US Meets Goal of Admitting 10,000 Syrian Refugees in a Year

The Obama administration met their goal of welcoming 10,000 refugees early.

— -- A month ahead of schedule, the Obama administration has announced that it has met a goal set a year ago to welcome 10,000 Syrian refugees.

"The 10,000th Syrian refugee will arrive this afternoon (Monday)," National Security Advisor Susan Rice announced in a statement.

"On behalf of the President and his Administration, I extend the warmest of welcomes to each and every one of our Syrian arrivals, as well as the many other refugees resettled this year from all over the world," Rice wrote in the statement.

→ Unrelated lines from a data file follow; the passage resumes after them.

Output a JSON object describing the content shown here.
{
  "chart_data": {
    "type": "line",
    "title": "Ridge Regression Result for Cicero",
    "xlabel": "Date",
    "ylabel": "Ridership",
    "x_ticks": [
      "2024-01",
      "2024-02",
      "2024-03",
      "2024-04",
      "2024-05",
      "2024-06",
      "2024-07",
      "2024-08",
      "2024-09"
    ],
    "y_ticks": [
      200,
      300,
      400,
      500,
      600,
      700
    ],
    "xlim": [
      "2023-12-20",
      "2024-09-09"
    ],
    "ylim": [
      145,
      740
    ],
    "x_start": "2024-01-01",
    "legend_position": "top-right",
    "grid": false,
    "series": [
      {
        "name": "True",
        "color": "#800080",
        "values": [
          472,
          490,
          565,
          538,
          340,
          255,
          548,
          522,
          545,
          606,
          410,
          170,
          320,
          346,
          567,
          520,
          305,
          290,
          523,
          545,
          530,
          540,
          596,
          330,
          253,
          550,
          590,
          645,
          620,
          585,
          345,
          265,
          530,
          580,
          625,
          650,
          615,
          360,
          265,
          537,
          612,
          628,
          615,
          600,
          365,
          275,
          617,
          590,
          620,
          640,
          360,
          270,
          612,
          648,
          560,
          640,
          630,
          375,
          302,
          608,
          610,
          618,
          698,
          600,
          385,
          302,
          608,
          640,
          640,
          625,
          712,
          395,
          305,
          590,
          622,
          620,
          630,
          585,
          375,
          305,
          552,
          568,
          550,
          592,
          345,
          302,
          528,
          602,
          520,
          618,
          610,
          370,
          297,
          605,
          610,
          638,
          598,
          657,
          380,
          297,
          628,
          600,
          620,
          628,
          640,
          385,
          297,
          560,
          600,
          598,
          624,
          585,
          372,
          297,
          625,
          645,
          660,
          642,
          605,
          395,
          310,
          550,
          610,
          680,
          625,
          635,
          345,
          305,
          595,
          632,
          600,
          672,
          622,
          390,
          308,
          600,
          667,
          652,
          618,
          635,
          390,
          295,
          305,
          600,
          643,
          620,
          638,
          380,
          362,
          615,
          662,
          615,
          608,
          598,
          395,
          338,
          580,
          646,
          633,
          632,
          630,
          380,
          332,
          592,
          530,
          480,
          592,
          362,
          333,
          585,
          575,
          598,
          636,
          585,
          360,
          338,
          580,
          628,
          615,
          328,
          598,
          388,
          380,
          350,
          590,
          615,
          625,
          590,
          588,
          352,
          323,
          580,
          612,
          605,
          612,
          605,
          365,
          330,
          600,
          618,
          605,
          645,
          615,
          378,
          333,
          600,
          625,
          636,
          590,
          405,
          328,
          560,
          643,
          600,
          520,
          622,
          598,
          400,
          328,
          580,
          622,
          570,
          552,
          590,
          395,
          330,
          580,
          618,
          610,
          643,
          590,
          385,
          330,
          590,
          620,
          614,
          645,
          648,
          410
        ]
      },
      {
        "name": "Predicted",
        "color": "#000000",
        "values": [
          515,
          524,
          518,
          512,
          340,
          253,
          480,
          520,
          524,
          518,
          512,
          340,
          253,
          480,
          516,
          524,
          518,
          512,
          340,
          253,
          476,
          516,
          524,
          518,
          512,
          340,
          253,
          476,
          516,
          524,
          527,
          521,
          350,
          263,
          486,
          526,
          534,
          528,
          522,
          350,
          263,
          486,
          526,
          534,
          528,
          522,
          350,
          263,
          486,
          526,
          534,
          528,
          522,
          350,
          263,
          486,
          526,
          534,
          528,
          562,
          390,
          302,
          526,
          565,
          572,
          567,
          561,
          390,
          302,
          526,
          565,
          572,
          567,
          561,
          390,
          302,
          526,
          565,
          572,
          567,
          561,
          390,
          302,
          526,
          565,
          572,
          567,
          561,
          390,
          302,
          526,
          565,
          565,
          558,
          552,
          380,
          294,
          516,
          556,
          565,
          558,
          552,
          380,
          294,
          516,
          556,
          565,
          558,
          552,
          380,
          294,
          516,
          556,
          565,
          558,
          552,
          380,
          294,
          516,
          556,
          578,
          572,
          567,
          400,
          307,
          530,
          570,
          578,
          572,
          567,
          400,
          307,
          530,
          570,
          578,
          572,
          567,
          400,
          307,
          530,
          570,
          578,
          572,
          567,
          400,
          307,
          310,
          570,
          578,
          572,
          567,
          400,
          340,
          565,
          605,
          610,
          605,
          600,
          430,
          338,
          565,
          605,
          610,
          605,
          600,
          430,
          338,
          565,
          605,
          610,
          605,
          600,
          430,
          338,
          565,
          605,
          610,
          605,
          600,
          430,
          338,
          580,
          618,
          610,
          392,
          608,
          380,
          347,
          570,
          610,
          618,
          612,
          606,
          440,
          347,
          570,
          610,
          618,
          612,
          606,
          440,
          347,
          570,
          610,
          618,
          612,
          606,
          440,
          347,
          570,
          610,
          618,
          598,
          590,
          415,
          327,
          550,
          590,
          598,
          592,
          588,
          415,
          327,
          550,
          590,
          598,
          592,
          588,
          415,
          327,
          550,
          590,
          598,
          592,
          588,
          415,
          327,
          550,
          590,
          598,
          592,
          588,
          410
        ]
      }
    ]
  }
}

The U.S. government’s goal was to welcome 10,000 refugees within this fiscal year, which ends September 30th.

In total, nearly five million people have fled Syria since 2011, according to the U.N., the vast majority of which are living now in Turkey, Jordan and Lebanon.

A policy director at Church World Service, who has worked closely with the U.S. government and nonprofits to resettle Syrian refugees, described the 10,000-benchmark as sort of bitter-sweet. "It was sort of a meager goal to begin with," Jen Smyers told ABC News.

"This demonstrates that where there’s a will, there’s a way," Smyers continued. "But if we had been processing Syrian refugee applications for the last four years then many more people could be rebuilding their lives in safety, rather than risking their lives to take the very dangerous trip across the Atlantic."

"We would like to see the U.S. demonstrate more leadership on this," Smyers added, referencing the fact that the U.S. took in hundreds of thousand of Vietnamese refugees during and after their civil war.

Secretary of State John Kerry has said the U.S. plans to take in 85,000 refugees from around the world this year in total. "We recognize that more needs to be done to help those who are besieged inside Syria; more has to be done to assist refugees; more has to be done to support Syria’s neighbors, Lebanon, Jordan, and Turkey; and more has to be done to resolve this brutal conflict that has cost far too many lives and forced far too many people from their homes."

During a briefing today, State Department spokesperson John Kirby said he believed the U.S. would likely take in additional refugees from Syria this year.